How to Setup your First WordPress Website

So, you want to get started making money online and build your first website. Excellent.

Other webmasters online will tell you, “you need to pick a product or service before you start your website”  or before you start any forms of affiliate marketing.

I don’t agree with this at all. I feel that what needs to be decided upon – let’s keep it simple – what is your subject.

What will your website be about?

Although this seems like a very simple question – it really starts the overall thought bubbles forming, in terms of what your website will be about.

What are your interests? This is often a good place to start. What are you passionate about?

Then, what you’re passionate about – can you turn that passion into writing? Writing, and writing more, and writing endlessly, on that given subject?

This is really what’s important when it comes to deciding on what you will build your first website about.

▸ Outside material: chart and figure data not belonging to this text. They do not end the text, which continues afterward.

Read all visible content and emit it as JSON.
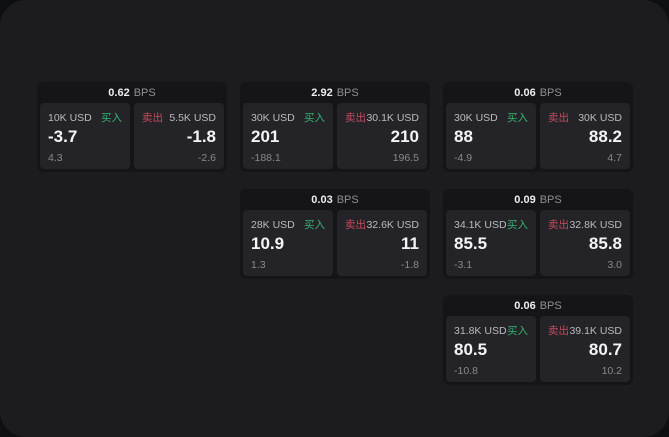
{
  "labels": {
    "buy": "买入",
    "sell": "卖出",
    "bps_unit": "BPS"
  },
  "colors": {
    "buy_green": "#36b26f",
    "sell_red": "#c6495e",
    "screen_bg": "#1c1c1e",
    "card_bg": "#151517",
    "panel_bg": "#242428"
  },
  "cards": [
    {
      "bps": "0.62",
      "buy": {
        "size": "10K USD",
        "price": "-3.7",
        "sub": "4.3"
      },
      "sell": {
        "size": "5.5K USD",
        "price": "-1.8",
        "sub": "-2.6"
      }
    },
    {
      "bps": "2.92",
      "buy": {
        "size": "30K USD",
        "price": "201",
        "sub": "-188.1"
      },
      "sell": {
        "size": "30.1K USD",
        "price": "210",
        "sub": "196.5"
      }
    },
    {
      "bps": "0.06",
      "buy": {
        "size": "30K USD",
        "price": "88",
        "sub": "-4.9"
      },
      "sell": {
        "size": "30K USD",
        "price": "88.2",
        "sub": "4.7"
      }
    },
    {
      "bps": "0.03",
      "buy": {
        "size": "28K USD",
        "price": "10.9",
        "sub": "1.3"
      },
      "sell": {
        "size": "32.6K USD",
        "price": "11",
        "sub": "-1.8"
      }
    },
    {
      "bps": "0.09",
      "buy": {
        "size": "34.1K USD",
        "price": "85.5",
        "sub": "-3.1"
      },
      "sell": {
        "size": "32.8K USD",
        "price": "85.8",
        "sub": "3.0"
      }
    },
    {
      "bps": "0.06",
      "buy": {
        "size": "31.8K USD",
        "price": "80.5",
        "sub": "-10.8"
      },
      "sell": {
        "size": "39.1K USD",
        "price": "80.7",
        "sub": "10.2"
      }
    }
  ]
}
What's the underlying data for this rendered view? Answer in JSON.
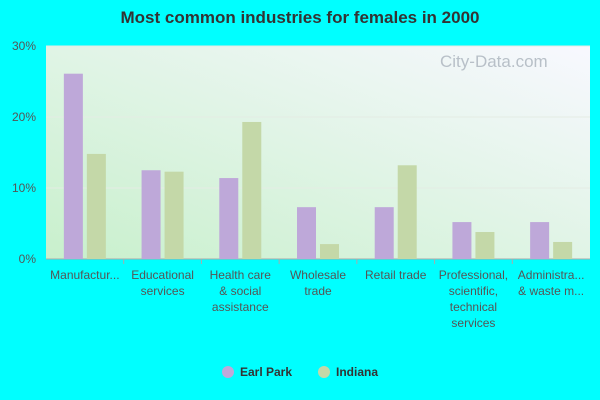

Set Up a Website on WordPress using BlueHost

OK, let’s say you have that out of the way. You know what your website will be about, and you want to get a website set up to start the writing process.

WordPress is a great pick for a lot of people, because you can set it up with not a lot of programming, HTML or “web” knowledge for the most part. Let’s start with the first few things that you need to do.

The very first thing you need is a domain. If you don’t know what domain to buy, or need help picking a domain, see my guide on buying your first domain name.

Once you have a domain, you need to set it up. I’m going to use BlueHost to show you how to do this. I used Go Daddy for many years, but eventually found they were scamming me left and right and my sites were always down. So I moved to Blue Host. My sites are online all the time now, they load faster, and I haven’t had a downtime since I started.

Assign a Domain in Blue Host to Set Up the Sub-Directory and Sub-Domain

The first thing you’ll do in Blue Host is go to the domains area. Go to the Assign button.

Bluehost Assign Domain


Once you click assign, you’ll see the following.

Bluehost assign a domain already associated with your account

Basically what we’re doing at this step is telling Bluehost, yes I want to “set up” this domain. Choose addon domain. The concept here is we’ll create a folder in this step, that basically will be a repository for our HTML files. If we don’t do this assign step, then we don’t have a folder to place our files in for our website.

Bluehost create new directory

Do not edit the “create a new directory” field. The field will automatically be filled out and match the name of your domain. DON’T CHANGE THIS!

A folder will get created under your public_html folder. This is what you want, in order for your website to work properly.

Once this is done, click assign this domain.

Domain is now Assigned – Set up Website using WordPress

OK, next step! All aboard the WordPress express. Click on the Advanced button in the bottom left of your WordPress panel.

Bluehost Advanced Button

Scroll down and look under the software heading. Look for “WordPress Manager”  click on this

Wordpress Manager by BlueHost

Click the install button at the top left.

Choose an installation URL. Note: Do not use HTTPS. It is better to use HTTP, and then install a plugin to manage your SSL set up.

If you are restoring a website using a plugin like Updraft, it’s especially important to use http. Using https will break your site.

Choose the domain you’re setting up in your list of drop down domains.

WordPress Set Up – What Fields are Important in the WordPress Manager Set Up Process?

The only other fields that are important is the admin username and password. Once WordPress is set up, you’ll be able to login to it from . The username and password that you set up in this step will be the set of credentials that you use, to login to the /wp-admin area.

The site name and site description can both be edited later.

You’ll have the option to install some plugins under Select plugins, but these can also just be installed from the plugins tab – so it’s optional.

Setting the language is important if you don’t want it to be English by default.

Themes can be chosen later, so that part is also optional.

I would recommend not to change anything under the Advanced Options area. Do not change the database name or the table prefix columns.

Auto upgrades are not required and can break your site. It’s better to update your WordPress instance, and plugins when you’re looking at it – to test after, and make sure the site’s still online.